If you think businesses are souring on their IT processes, you should see networking. A decade ago, 18% of the CIOs who responded to my survey named networking as the focus point around which they built their IT plans, and 37% said it had equal weight to IT, meaning computing. This year, 12% said networking is their focus point, and 30% said they give equal weight to network and IT considerations.

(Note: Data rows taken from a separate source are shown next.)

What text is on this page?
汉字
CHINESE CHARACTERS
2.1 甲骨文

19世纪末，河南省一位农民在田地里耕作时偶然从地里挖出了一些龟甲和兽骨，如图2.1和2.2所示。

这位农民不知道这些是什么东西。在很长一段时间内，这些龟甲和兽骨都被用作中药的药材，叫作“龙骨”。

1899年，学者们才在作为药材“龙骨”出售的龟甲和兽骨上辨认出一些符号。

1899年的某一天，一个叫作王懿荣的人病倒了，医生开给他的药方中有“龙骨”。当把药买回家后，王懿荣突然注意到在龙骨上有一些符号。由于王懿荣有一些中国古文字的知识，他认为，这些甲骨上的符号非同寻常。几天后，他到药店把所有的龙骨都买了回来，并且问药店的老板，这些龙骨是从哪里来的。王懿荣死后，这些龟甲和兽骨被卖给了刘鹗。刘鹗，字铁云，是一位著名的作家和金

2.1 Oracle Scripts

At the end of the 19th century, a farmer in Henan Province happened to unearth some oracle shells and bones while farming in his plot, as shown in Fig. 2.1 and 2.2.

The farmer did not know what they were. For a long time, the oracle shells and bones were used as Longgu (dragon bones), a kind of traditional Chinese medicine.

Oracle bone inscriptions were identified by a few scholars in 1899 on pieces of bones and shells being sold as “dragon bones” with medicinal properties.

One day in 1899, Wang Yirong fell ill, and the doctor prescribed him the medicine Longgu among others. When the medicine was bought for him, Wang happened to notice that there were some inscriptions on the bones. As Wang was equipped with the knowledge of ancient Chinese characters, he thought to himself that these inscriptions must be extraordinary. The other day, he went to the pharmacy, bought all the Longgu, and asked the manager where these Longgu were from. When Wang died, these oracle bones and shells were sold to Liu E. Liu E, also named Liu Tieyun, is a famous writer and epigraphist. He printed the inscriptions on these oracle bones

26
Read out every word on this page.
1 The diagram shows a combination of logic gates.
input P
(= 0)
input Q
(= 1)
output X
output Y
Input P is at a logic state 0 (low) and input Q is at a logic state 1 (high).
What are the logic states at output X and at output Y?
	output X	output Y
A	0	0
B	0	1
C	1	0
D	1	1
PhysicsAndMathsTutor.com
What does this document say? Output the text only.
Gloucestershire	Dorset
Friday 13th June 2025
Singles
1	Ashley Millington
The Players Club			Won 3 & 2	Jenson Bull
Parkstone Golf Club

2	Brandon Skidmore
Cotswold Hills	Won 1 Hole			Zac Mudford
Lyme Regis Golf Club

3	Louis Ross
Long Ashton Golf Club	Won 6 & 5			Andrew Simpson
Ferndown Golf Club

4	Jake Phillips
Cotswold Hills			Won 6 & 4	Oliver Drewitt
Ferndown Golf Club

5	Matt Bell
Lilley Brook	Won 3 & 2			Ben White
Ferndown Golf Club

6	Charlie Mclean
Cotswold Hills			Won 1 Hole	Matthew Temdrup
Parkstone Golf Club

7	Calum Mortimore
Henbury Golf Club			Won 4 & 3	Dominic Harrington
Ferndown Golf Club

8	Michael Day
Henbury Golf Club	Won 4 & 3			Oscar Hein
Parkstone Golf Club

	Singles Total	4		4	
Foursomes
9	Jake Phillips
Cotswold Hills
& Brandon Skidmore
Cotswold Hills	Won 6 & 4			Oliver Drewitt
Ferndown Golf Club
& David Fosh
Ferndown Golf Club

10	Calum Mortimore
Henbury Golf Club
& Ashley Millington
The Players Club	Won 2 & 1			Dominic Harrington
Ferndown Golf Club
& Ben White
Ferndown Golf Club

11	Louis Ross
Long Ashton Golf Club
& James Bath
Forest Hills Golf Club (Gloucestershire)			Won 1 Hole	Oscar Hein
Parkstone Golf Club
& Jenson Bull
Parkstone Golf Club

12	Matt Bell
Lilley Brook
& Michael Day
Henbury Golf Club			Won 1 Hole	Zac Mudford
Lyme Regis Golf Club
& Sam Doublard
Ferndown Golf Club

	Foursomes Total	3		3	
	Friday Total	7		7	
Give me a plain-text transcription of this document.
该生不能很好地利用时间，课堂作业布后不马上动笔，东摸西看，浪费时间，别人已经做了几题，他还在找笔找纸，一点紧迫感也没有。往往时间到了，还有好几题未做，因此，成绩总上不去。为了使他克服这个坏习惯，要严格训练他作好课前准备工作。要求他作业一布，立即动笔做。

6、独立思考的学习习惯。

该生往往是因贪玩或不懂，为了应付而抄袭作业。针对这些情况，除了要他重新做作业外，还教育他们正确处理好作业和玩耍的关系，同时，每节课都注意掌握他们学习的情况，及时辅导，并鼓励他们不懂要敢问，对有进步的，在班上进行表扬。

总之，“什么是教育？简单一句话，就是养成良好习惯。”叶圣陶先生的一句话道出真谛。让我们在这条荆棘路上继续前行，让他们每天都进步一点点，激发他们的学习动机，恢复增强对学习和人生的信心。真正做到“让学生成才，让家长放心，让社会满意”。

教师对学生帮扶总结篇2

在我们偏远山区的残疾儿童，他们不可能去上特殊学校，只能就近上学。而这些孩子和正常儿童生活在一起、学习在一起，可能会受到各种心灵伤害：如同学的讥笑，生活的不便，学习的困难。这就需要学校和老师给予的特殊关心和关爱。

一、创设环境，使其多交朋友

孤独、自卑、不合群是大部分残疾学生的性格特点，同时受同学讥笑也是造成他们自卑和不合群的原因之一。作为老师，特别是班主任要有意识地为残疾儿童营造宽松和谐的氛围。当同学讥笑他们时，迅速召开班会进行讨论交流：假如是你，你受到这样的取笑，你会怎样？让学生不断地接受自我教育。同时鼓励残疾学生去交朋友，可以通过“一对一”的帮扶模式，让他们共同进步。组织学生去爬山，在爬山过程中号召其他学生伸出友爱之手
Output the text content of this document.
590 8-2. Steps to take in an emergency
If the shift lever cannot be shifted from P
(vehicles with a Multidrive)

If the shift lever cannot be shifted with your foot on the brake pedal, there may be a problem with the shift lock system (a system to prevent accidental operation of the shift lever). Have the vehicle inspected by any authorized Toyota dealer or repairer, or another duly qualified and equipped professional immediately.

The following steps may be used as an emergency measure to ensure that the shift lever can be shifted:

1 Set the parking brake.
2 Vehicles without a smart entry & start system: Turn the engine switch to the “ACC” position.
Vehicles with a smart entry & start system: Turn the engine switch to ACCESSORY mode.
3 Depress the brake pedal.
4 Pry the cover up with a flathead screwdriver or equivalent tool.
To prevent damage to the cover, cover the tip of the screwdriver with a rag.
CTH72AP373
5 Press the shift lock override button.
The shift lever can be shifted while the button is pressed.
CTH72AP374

That's a pretty astounding dip, and you have to wonder what caused it. The same surveys point to three primary factors, and even to a possible solution.
Politics and perception
The first cause is political -- the rise of the CIO as the "Compute and Information Officer." Even in 2006 companies were combining networking and computing under a single executive, and since then computing has commanded the largest share of the budget and has been perceived to be the most directly coupled to business operations. While early CIOs had co-equal computing and networking managers reporting to them, by 2010 that co-equality had largely vanished. Today, my research shows that more than 90% of CIOs are drawn from computing career paths.
None of these compute-dominating drivers are turning around, either. My model says that by 2020 networking will dominate in only 11% of cases and secure equal weight in budget planning in only 28%. More and more companies say that networking is almost a staff function.
The second cause is the shift from an information distribution to an information creation model. Remember that computing initially focused on creating massive repositories of information, and the issue of making the most of that information was at first simply getting it into workers' hands. Planning focused on the squeaky wheel, of course, and so even computing technology was network-centric.
The middleware responsible for the linkage between workers and data/applications was known by name by everyone in IT or networking and by nearly all the line managers (remember IBM's Customer Information Control System, or CICS?). In one survey I did 20 years ago, almost half the office workers knew of CICS. What, today, is the linking technology? Nobody knows, even the majority in IT jobs.